Skype never made good client software for apple's devices, so it's not surprising. All versions have major UX flaws and iphone app is very buggy and slow/freezing for example.
The biggest issue I have is that they seem to have this idea of 'keep your chats open even when you're not around'; then when I open Skype on my iPhone, it downloads the last month of chat history, one message at a time, and is slow and useless (and chews up bandwidth, CPU, and battery) until I give up on it.

It's horrible design, and I can't help but think that no one at Skype has actually used it for anything, which seems improbable. I've heard that the Android version does the same thing as well. It's just terrible.

Have you read the comments on their "skype 5 for mac" forum? http://forum.skype.com/index.php?showforum=313

It's really impressive to me they could publish such a terrible UI.

What they had in mind was the 90% of their users who only have 5 contacts in their contact list and the 95% of their users who only use the text area to write "Can I call you"

In other words Skype is designed for the 90% not us 10%

If you want to get a sense of how bad thing at Skype have gotten, check out this thread on their site.

http://blogs.skype.com/en/2011/01/mac.html

It's their "big announcement", and it's followed by the longest, and most vitriolic stream of comments from people who are appalled by the terrible design. It's the only thing 9/10 comments even mention.

The amazing thing is that near the bottom, their "Blogger in Chief" Peter Parks provides a point-by-point reply to each of the comments that didn't mention the UI (there are a handful), while completely ignoring the issue receiving all the attention. He actually gets called out on this, only to come back with half-baked line about "your thoughts about the new UI are very valuable to the Mac team here."

Which, of course, is total bullshit. They're the exact same comments the Mac team received by the boatload and promptly ignored during the beta.

Well, I wouldn't just state that they ignored them. I find it equally probably that someone higher up in the company has dictated that this is to be the interface, or that their designers take forever to actually design anything, so a redesign was out of the question (without pushing back the release date, which could be argued to have been necessary).
Over here skype is the #1 business messenger.
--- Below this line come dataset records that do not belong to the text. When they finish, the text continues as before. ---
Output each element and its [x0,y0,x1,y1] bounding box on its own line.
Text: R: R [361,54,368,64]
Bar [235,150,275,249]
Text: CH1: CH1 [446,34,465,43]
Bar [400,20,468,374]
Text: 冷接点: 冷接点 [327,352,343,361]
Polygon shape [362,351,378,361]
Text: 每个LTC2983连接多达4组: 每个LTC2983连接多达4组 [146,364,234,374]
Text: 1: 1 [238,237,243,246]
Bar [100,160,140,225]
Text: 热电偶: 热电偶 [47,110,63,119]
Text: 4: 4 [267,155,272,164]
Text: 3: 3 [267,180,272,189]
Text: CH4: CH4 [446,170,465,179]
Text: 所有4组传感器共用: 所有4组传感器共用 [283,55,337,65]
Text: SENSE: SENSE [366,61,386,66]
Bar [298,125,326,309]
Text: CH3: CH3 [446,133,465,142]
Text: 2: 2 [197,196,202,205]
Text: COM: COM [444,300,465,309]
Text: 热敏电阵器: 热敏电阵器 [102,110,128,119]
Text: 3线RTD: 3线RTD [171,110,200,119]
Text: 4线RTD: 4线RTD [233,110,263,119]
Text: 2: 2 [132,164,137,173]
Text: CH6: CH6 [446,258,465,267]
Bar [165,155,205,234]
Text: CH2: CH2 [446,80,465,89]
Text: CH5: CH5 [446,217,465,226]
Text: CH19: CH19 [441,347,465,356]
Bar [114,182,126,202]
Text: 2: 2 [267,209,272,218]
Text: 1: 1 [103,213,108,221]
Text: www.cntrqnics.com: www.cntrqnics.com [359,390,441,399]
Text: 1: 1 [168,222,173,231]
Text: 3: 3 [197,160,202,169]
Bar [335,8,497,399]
Text-chat dominates voice and video by far, and most users have dozens or even hundreds of contacts ("everyone else in the company").

It seems unlikely to me that all these companies amount to only 10% of overall skype usage.

Where is here? The most common business messenger in my experience has been Office Communicator. It's everywhere that Exchange and Outlook are.
It seems to be really popular in Europe. Virtually every single European company I've worked with has communicated over Skype.
Where is here?

Europe. "Do you have skype?" is mostly a rhetoric question around here when asked in a business context.

Seems quite popular in Canadian business circles too.
I am just telling you what the numbers are.
See, I’ve heard this before, but I’m

1) not sure it’s true this is the case (show me the numbers or concrete reasoning), and

2) more importantly, I believe this is a flawed approach because it’s in Skype’s best interest for users to have lots of active contacts/friends/numbers in the system. Why design in such a way that discourages desirable behavior?

It’s a failed design, and I don’t think that supposed 90% rule really applies

Sometimes the benefits are only apparent later one.

What is failed about it?

It's different yes. But what is failed about it?

The fact that you recognize it as unworkable “for us 10%” indicates a failure.
I don't know what makes you think I recognize it as unworkable. Think you are reading too much into what I wrote.